Pero lo que dice no es que uno queda en blanco frente a la página por falta de
inspiración. La página en blanco es una advertencia, un síntoma, y, en ciertos
casos una intuición. La página en blanco indica que hace mucho que uno no se
sienta frente a la pantalla y al teclado, o que a pesar de que uno se siente
todos los días frente a la pantalla y al teclado en el texto hay un problema. A
veces no sabemos lo que queremos escribir.

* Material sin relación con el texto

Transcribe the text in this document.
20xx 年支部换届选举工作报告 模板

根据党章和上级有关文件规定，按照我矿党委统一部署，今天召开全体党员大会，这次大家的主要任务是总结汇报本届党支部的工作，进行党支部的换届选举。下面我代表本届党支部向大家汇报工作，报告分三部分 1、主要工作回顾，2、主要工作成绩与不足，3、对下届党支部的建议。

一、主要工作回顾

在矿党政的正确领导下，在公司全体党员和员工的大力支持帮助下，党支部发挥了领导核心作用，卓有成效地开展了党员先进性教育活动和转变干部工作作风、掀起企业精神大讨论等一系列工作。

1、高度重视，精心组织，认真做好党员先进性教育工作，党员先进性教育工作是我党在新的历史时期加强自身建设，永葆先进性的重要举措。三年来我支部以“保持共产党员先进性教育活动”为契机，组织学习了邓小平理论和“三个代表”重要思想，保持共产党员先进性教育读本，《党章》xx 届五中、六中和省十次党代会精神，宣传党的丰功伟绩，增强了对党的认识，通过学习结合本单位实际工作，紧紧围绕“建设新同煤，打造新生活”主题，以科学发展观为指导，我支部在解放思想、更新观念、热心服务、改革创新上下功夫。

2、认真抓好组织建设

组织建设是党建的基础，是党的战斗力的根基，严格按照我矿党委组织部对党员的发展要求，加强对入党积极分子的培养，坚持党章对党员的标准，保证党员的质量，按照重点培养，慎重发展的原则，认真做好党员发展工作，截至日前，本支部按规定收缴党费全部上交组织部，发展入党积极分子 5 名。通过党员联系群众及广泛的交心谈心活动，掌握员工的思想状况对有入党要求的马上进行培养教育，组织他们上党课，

Y a veces lo sabemos demasiado bien.
Hay que ser más flexibles, hay que tenerse un poco más de paciencia, y, sobre
todo, no hay que levantarse de la silla... Lo mejor suele ser cumplir
con el tiempo que uno había previsto para estar sentado allí. Aunque no
escribamos. Hay que releer lo que ya está escrito. Hay que pensar más en lo que
todavía no escribimos. Hay que boludear, si hace falta, frente a la página en
blanco para desarmarla, para desarticularla, para quitarle ese efecto letal que
parece tener sobre el deseo de escribir. O para decirlo con las palabras justas
de Marguerite Duras: “La
escritura llega como el viento. Está desnuda, es la tinta, es lo escrito, y
pasa como nada pasa en la vida, nada, excepto eso, la vida”.
* De
todas maneras nadie dice que la página en blanco no produce inquietud, malestar
o angustia. Frente a la página en blanco se sabrá cómo salir más rápido de ella
o no. No existe, pero hace daño. Y conjurarla será salir de la superstición a
fuerza de ese saber que la escritura va depositando como capas en el instinto
de quien escribe o quiere hacerlo. Vale escribir siempre a mano, como Saer. O
de noche, como Soriano. O en bares, como Aira. Vale todo. Pero a condición de
saber que no hay ninguna musa por ahí haciéndose la distraída. Escribir es
un deseo. Y como sabemos a través de Lady Macbeth:
“Nada se tiene, todo está perdido,
Cuando nuestro deseo se colma sin placer”.